Presentation by Denise Moreno, PhD, MS, President's Postdoctoral Fellow in the Zuckerman College of Public Health
In this presentation, Dr. Moreno will discuss a community-based oral history project (Voices Unheard: Arizona's Environmental History) that informs a new creative climate communications project (Climate Heritage ILLuminated in Arizona or CHILL AZ) focusing on forgotten people and landscapes of the Sky Island regions in southern Arizona. The Principles of Community Engagement, the method of oral history, and the discipline of medical anthropology are the basis. CHILL AZ partners with Arizona's rural museums, transforming them into hubs of climate justice information. Landscapes in the Sky Island regions are sustained through the collective intergenerational resilience of people. These people are immersed in the environment daily and consistently make empirical observations that add to the local knowledge of the environment. They are also the future leaders in these spaces who can narrate the solutions that have sustained their cultures and people. These rural spaces are now ghost towns in the faded memory of Arizona's Mining History, but the descendants live today and can be stewards of this land. Future climate research will depend on this knowledge of weather and climate from the communities' vantage points.

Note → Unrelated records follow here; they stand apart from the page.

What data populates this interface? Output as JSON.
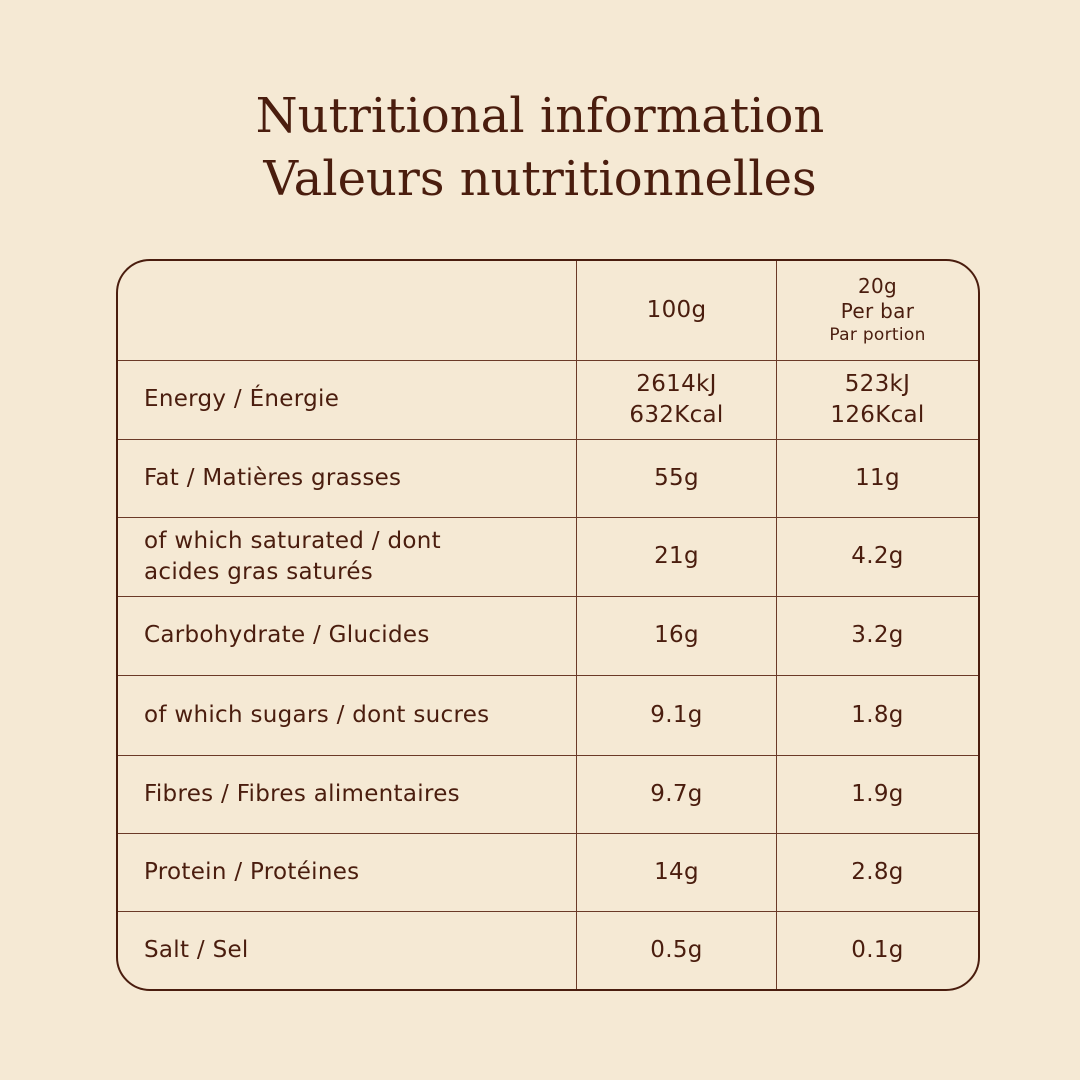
{
  "title_en": "Nutritional information",
  "title_fr": "Valeurs nutritionnelles",
  "header": {
    "col1": "100g",
    "col2_line1": "20g",
    "col2_line2": "Per bar",
    "col2_line3": "Par portion"
  },
  "rows": [
    {
      "label": "Energy / Énergie",
      "v100": [
        "2614kJ",
        "632Kcal"
      ],
      "vbar": [
        "523kJ",
        "126Kcal"
      ]
    },
    {
      "label": "Fat / Matières grasses",
      "v100": "55g",
      "vbar": "11g"
    },
    {
      "label": "of which saturated / dont acides gras saturés",
      "v100": "21g",
      "vbar": "4.2g"
    },
    {
      "label": "Carbohydrate / Glucides",
      "v100": "16g",
      "vbar": "3.2g"
    },
    {
      "label": "of which sugars / dont sucres",
      "v100": "9.1g",
      "vbar": "1.8g"
    },
    {
      "label": "Fibres / Fibres alimentaires",
      "v100": "9.7g",
      "vbar": "1.9g"
    },
    {
      "label": "Protein / Protéines",
      "v100": "14g",
      "vbar": "2.8g"
    },
    {
      "label": "Salt / Sel",
      "v100": "0.5g",
      "vbar": "0.1g"
    }
  ],
  "colors": {
    "background": "#f5e9d4",
    "text": "#4a1d0e"
  }
}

Technological solutions meant to model the environment's complexity result in predictions that are off the mark. Current climate solutions suggested by institutions are making communities face a new era of environmental injustices (e.g., sacrifice zones). Government representatives and university scientists are scrambling. Humanities and social science scholars suggest methods that center local or traditional knowledge can make the cultural change needed to sustain Earth in the face of a changing climate.